Here is information about how the exams are undertaken, recording advise and the marking schemes for these types of exams:



I came across this video showing how the student presents their scales exercises sheet to the camera at the start. This was a good example of how to start the exam.

Trinity provides quite a lot of information on how to do the recording so I have provided it in the links below:

Trinity's filming guidance:  Looking through the material the one thing I picked up on is that the scale book and song book covers need to be clearly showing during the performance - with book at the side (as we normally sit) it might not be clearly visible.

If you look at the demonstration video

they have music book in front but lower so as show the book cover - you can see that the camera is at a higher position so we can clearly see the guitar being played.

Here is the link for the Trinity Guide for videoing - the second link gives more information on recording.


Marking Schemes

I've been looking further into how Trinity marks the new style digital exams which now do not have the two supporting tests (e.g. sight reading, aural etc). However the 20 marks that were awarded between those two tests are now allocated to a new element called 'Overall Performance Criteria'.  Below I have linked the relevant material on the Trinity Website on how they justified the new element and what it means to somebody taking one of theses exams. The Technical Exercise part (including scales etc) and the three songs have exactly the same marking weight and criteria as for face to face exams.

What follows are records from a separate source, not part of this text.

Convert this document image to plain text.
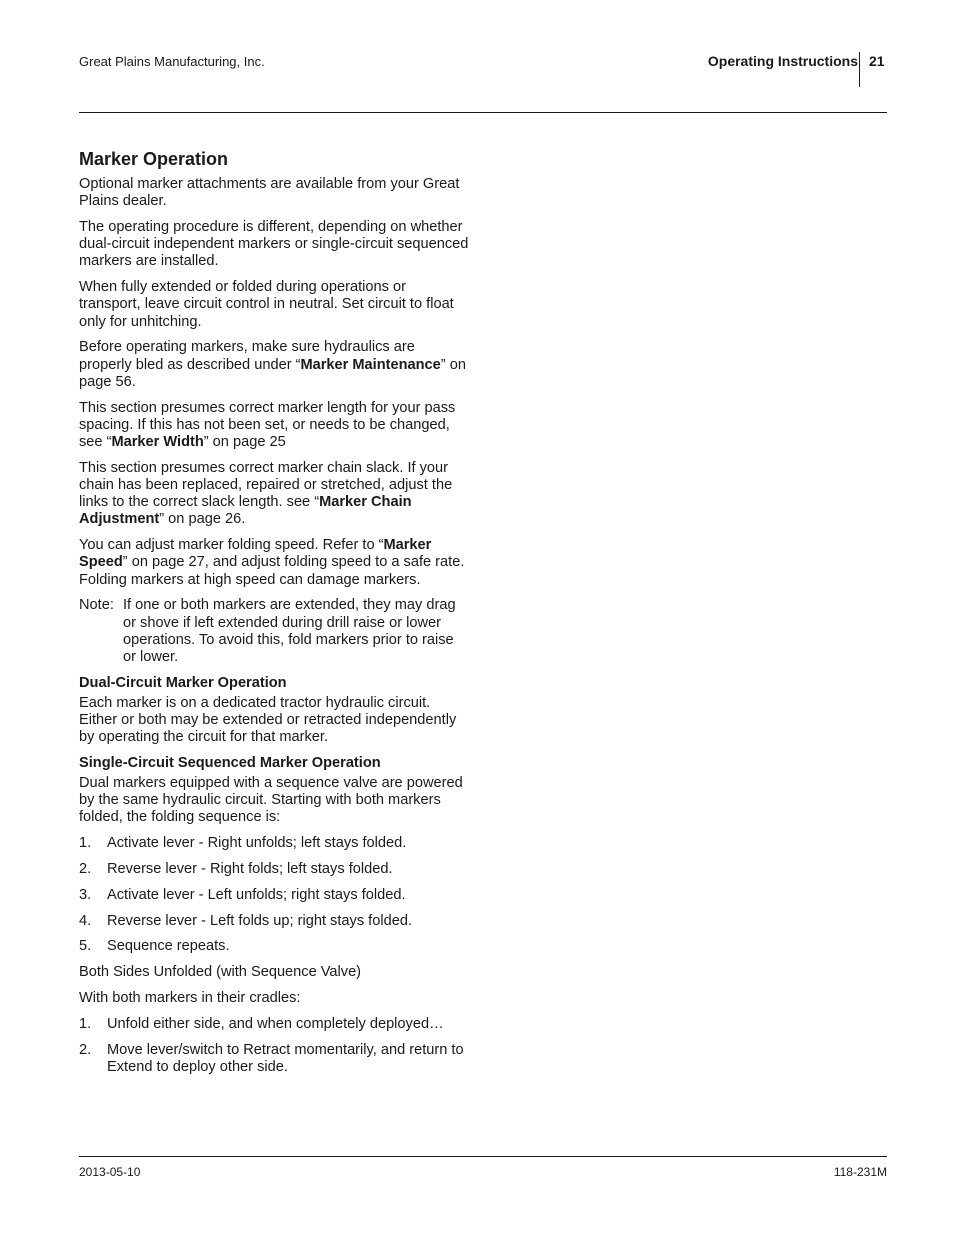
Great Plains Manufacturing, Inc.	Operating Instructions 21
Marker Operation

Optional marker attachments are available from your Great Plains dealer.

The operating procedure is different, depending on whether dual-circuit independent markers or single-circuit sequenced markers are installed.

When fully extended or folded during operations or transport, leave circuit control in neutral. Set circuit to float only for unhitching.

Before operating markers, make sure hydraulics are properly bled as described under “Marker Maintenance” on page 56.

This section presumes correct marker length for your pass spacing. If this has not been set, or needs to be changed, see “Marker Width” on page 25

This section presumes correct marker chain slack. If your chain has been replaced, repaired or stretched, adjust the links to the correct slack length. see “Marker Chain Adjustment” on page 26.

You can adjust marker folding speed. Refer to “Marker Speed” on page 27, and adjust folding speed to a safe rate. Folding markers at high speed can damage markers.

Note: If one or both markers are extended, they may drag or shove if left extended during drill raise or lower operations. To avoid this, fold markers prior to raise or lower.
Dual-Circuit Marker Operation

Each marker is on a dedicated tractor hydraulic circuit. Either or both may be extended or retracted independently by operating the circuit for that marker.

Single-Circuit Sequenced Marker Operation

Dual markers equipped with a sequence valve are powered by the same hydraulic circuit. Starting with both markers folded, the folding sequence is:

1.	Activate lever - Right unfolds; left stays folded.
2.	Reverse lever - Right folds; left stays folded.
3.	Activate lever - Left unfolds; right stays folded.
4.	Reverse lever - Left folds up; right stays folded.
5.	Sequence repeats.

Both Sides Unfolded (with Sequence Valve)

With both markers in their cradles:

1.	Unfold either side, and when completely deployed…
2.	Move lever/switch to Retract momentarily, and return to Extend to deploy other side.
2013-05-10	118-231M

I will try to paraphrase how a guitarist should interpret this new element and things to do to get good marks - the key point is in the element's title - 'Performance'. The best I can interpret this is that during the whole performance (Scales/exercises and then 3 songs) you are being assessed on your 'performance to the audience' - the X-Factor part such as Professionalism, Musicianship, Control and Engagement.  There may be other interpretations but you should get the idea that you don't want to look like a rabbit in the headlamps and you should look 'professional'. We have probably all been to music concerts when you walk out and go 'that person never did a thing wrong'  and 'wow they were nervous and it showed'. 

To me it stands to reason that if for example, you play your songs with great confidence and they sound exactly like how they should then you will give a great 'performance' both musically and visually to the audience. So taking care of the songs (and scales) which the marking criteria also take account of 'performance' will indeed translate to good marks for the new element,

The 20 marks are addressed in two parts:

Performance delivery and focus (10 marks):  assesses the focus, assurance, and continuity of the performance – i.e. are the musicianship skills sustained meaningfully throughout the candidate’s performance? Are they maintained in a focussed way as they move between pieces and across the technical work?

Musical Awareness (10 marks): assesses whether the candidate has sound musical knowledge of their whole programme – ie are they able to demonstrate a sustained awareness of the appropriate interpretations of their pieces, moving fluidly between styles or genres? Is there a sustained commitment to the personal interpretation of the score? Are they confident in their delivery of the entire programme?

So for a guitarist thinks about these following tips for the Performance delivery and focus.

1. Control between switching books for Scales to Songs - and holding the list of scales/exercises you are going to do nice and clearly to the camera before performing them (this is also to show nothing else is written (e.g. the notes of a scales etc)

2. Post it notes identifying where your next song is so no searching time

3. Control when retuning strings or having to retune a particular string 

For Musical Awareness think about the following:

1. Is your visual presentation of a song reflective of the mood of the song (don't smile and jig around to a sad slow song!)

2. The characteristics of a songs in musical features can mean good clear hand movements (ponticello  tasto etc)

3. Think of how the players in an orchestra prepare at the start of a song - nice pause. Then their body language moves with the piece.

I have also attached how Trinity allocated marks for these sub-unites of the new elements it is on pages 23 and 24  - it's worth a read and because they are quite subjective in interpretation then we're always at the mercy of how individual examiners interpret them - though this is the same for marking in the other parts of the exam which I found very frustrating over the past couple of years.

I will give each student a sheet that needs to be held up prior to playing the scales and exercises part of the exam. Please keep it safe or make copies in case you lose it.